Authors: De Vivo I,  Prescott J,  Setiawan VW,  Olson SH,  Wentzensen N,  Australian National Endometrial Cancer Study Group,  Attia J,  Black A,  Brinton L,  Chen C,  Chen C,  Cook LS,  Crous-Bou M,  Doherty J,  Dunning AM,  Easton DF,  Friedenreich CM,  Garcia-Closas M,  Gaudet MM,  Haiman C,  Hankinson SE,  Hartge P,  Henderson BE,  Holliday E,  Horn-Ross PL,  Hunter DJ,  Le Marchand L,  Liang X,  Lissowska J,  Long J,  Lu L,  Magliocco AM,  McEvoy M,  O'Mara TA,  Orlow I,  Painter JN,  Pooler L,  Rastogi R,  Rebbeck TR,  Risch H,  Sacerdote C,  Schumacher F,  Scott RJ,  Sheng X,  Shu XO,  Spurdle AB,  Thompson D,  Vanden Berg D,  Weiss NS,  Xia L,  Xiang YB,  Yang HP,  Yu H,  Zheng W,  Chanock S,  Kraft P
Journal: Hum Genet
Date: 2014 Feb
Branches: EBP, HREB, LTG, OD, OEEB
PubMed ID: 24096698
PMC ID: PMC3898362
Abstract: Endometrial cancer (EC), a neoplasm of the uterine epithelial lining, is the most common gynecological malignancy in developed countries and the fourth most common cancer among US women. Women with a family history of EC have an increased risk for the disease, suggesting that inherited genetic factors play a role. We conducted a two-stage genome-wide association study of Type I EC. Stage 1 included 5,472 women (2,695 cases and 2,777 controls) of European ancestry from seven studies. We selected independent single-nucleotide polymorphisms (SNPs) that displayed the most significant associations with EC in Stage 1 for replication among 17,948 women (4,382 cases and 13,566 controls) in a multiethnic population (African America, Asian, Latina, Hawaiian and European ancestry), from nine studies.

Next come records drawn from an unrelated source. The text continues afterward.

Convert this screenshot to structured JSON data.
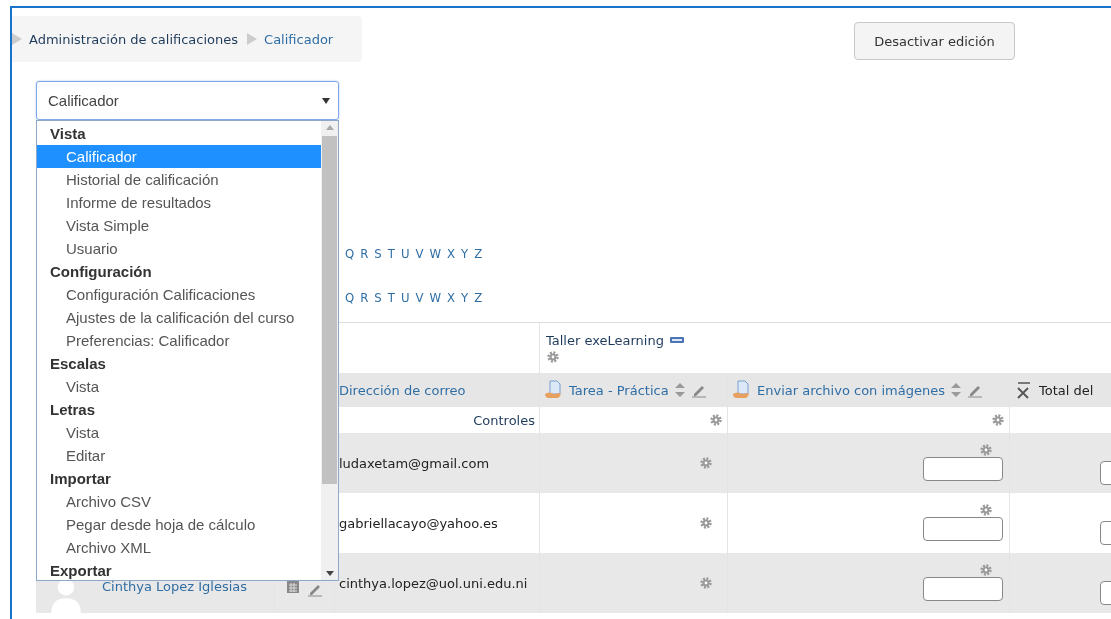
{
  "breadcrumb": [
    {
      "label": "Administración de calificaciones"
    },
    {
      "label": "Calificador"
    }
  ],
  "edit_button": "Desactivar edición",
  "report_select": {
    "value": "Calificador",
    "expanded": true,
    "groups": [
      {
        "label": "Vista",
        "items": [
          {
            "label": "Calificador",
            "selected": true
          },
          {
            "label": "Historial de calificación",
            "selected": false
          },
          {
            "label": "Informe de resultados",
            "selected": false
          },
          {
            "label": "Vista Simple",
            "selected": false
          },
          {
            "label": "Usuario",
            "selected": false
          }
        ]
      },
      {
        "label": "Configuración",
        "items": [
          {
            "label": "Configuración Calificaciones",
            "selected": false
          },
          {
            "label": "Ajustes de la calificación del curso",
            "selected": false
          },
          {
            "label": "Preferencias: Calificador",
            "selected": false
          }
        ]
      },
      {
        "label": "Escalas",
        "items": [
          {
            "label": "Vista",
            "selected": false
          }
        ]
      },
      {
        "label": "Letras",
        "items": [
          {
            "label": "Vista",
            "selected": false
          },
          {
            "label": "Editar",
            "selected": false
          }
        ]
      },
      {
        "label": "Importar",
        "items": [
          {
            "label": "Archivo CSV",
            "selected": false
          },
          {
            "label": "Pegar desde hoja de cálculo",
            "selected": false
          },
          {
            "label": "Archivo XML",
            "selected": false
          }
        ]
      },
      {
        "label": "Exportar"
      }
    ]
  },
  "letter_filters": [
    [
      "Q",
      "R",
      "S",
      "T",
      "U",
      "V",
      "W",
      "X",
      "Y",
      "Z"
    ],
    [
      "Q",
      "R",
      "S",
      "T",
      "U",
      "V",
      "W",
      "X",
      "Y",
      "Z"
    ]
  ],
  "table": {
    "category": "Taller exeLearning",
    "controls_label": "Controles",
    "columns": [
      {
        "label": "Dirección de correo",
        "kind": "email"
      },
      {
        "label": "Tarea - Práctica",
        "kind": "assignment"
      },
      {
        "label": "Enviar archivo con imágenes",
        "kind": "assignment"
      },
      {
        "label": "Total del",
        "kind": "total"
      }
    ],
    "rows": [
      {
        "email": "ludaxetam@gmail.com"
      },
      {
        "email": "gabriellacayo@yahoo.es"
      },
      {
        "name": "Cinthya Lopez Iglesias",
        "email": "cinthya.lopez@uol.uni.edu.ni"
      }
    ]
  }
}
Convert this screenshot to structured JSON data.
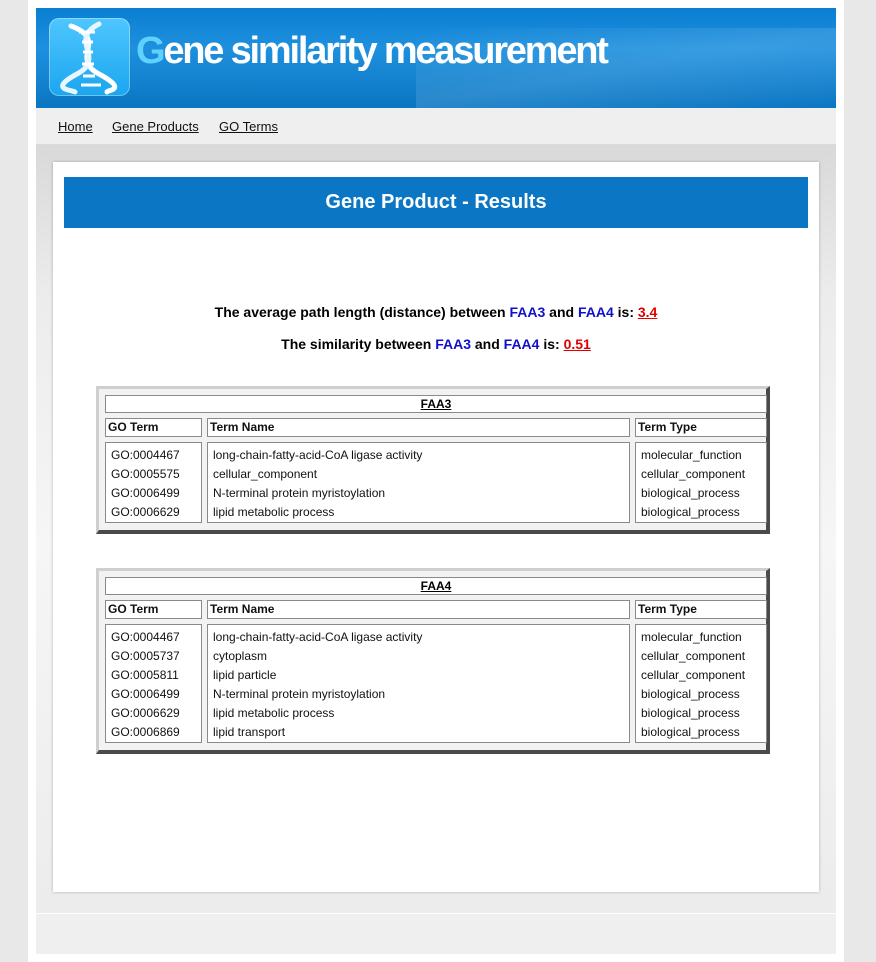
{
  "header": {
    "title_first": "G",
    "title_rest": "ene similarity measurement",
    "logo_icon": "dna-helix-icon"
  },
  "nav": {
    "items": [
      {
        "label": "Home"
      },
      {
        "label": "Gene Products"
      },
      {
        "label": "GO Terms"
      }
    ]
  },
  "results": {
    "heading": "Gene Product - Results",
    "line1": {
      "prefix": "The average path length (distance) between ",
      "gene_a": "FAA3",
      "and": " and ",
      "gene_b": "FAA4",
      "is": " is: ",
      "value": "3.4"
    },
    "line2": {
      "prefix": "The similarity between ",
      "gene_a": "FAA3",
      "and": " and ",
      "gene_b": "FAA4",
      "is": " is: ",
      "value": "0.51"
    }
  },
  "tables": {
    "columns": {
      "go_term": "GO Term",
      "term_name": "Term Name",
      "term_type": "Term Type"
    },
    "faa3": {
      "title": "FAA3",
      "go_terms": [
        "GO:0004467",
        "GO:0005575",
        "GO:0006499",
        "GO:0006629"
      ],
      "term_names": [
        "long-chain-fatty-acid-CoA ligase activity",
        "cellular_component",
        "N-terminal protein myristoylation",
        "lipid metabolic process"
      ],
      "term_types": [
        "molecular_function",
        "cellular_component",
        "biological_process",
        "biological_process"
      ]
    },
    "faa4": {
      "title": "FAA4",
      "go_terms": [
        "GO:0004467",
        "GO:0005737",
        "GO:0005811",
        "GO:0006499",
        "GO:0006629",
        "GO:0006869"
      ],
      "term_names": [
        "long-chain-fatty-acid-CoA ligase activity",
        "cytoplasm",
        "lipid particle",
        "N-terminal protein myristoylation",
        "lipid metabolic process",
        "lipid transport"
      ],
      "term_types": [
        "molecular_function",
        "cellular_component",
        "cellular_component",
        "biological_process",
        "biological_process",
        "biological_process"
      ]
    }
  },
  "colors": {
    "header_blue": "#0a7ed1",
    "gene_link": "#1010c8",
    "value_red": "#e00000"
  }
}
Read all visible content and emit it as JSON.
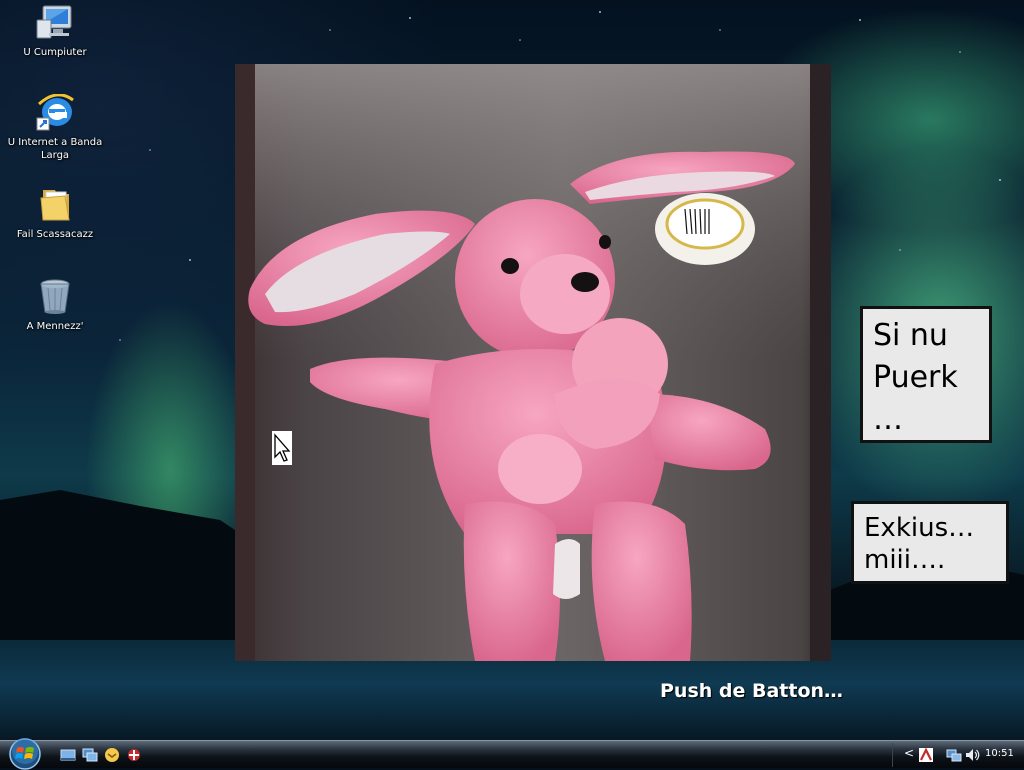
{
  "desktop": {
    "icons": [
      {
        "label": "U Cumpiuter",
        "icon": "computer-icon"
      },
      {
        "label": "U Internet a Banda Larga",
        "icon": "internet-explorer-icon"
      },
      {
        "label": "Fail Scassacazz",
        "icon": "folder-icon"
      },
      {
        "label": "A Mennezz'",
        "icon": "recycle-bin-icon"
      }
    ]
  },
  "photo": {
    "subject": "pink-plush-bunny-image"
  },
  "callouts": {
    "first": {
      "line1": "Si nu",
      "line2": "Puerk",
      "line3": "…"
    },
    "second": {
      "line1": "Exkius…",
      "line2": "miii…."
    }
  },
  "push_label": "Push de Batton…",
  "taskbar": {
    "start_icon": "windows-start-orb-icon",
    "quick_launch": [
      "show-desktop-icon",
      "switch-windows-icon",
      "messenger-icon",
      "antivirus-icon"
    ],
    "tray_icons": [
      "show-hidden-chevron-icon",
      "antivirus-tray-icon",
      "network-icon",
      "volume-icon"
    ],
    "tray_chevron": "<",
    "clock": "10:51"
  },
  "colors": {
    "callout_bg": "#e9e9e9",
    "callout_border": "#111111",
    "bunny_pink": "#f08aa8",
    "aurora_green": "#5adc96"
  }
}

Although no novel variants reached genome-wide significance, we replicated previously identified associations with genetic markers near the HNF1B locus. Our findings suggest that larger studies with specific tumor classification are necessary to identify novel genetic polymorphisms associated with EC susceptibility.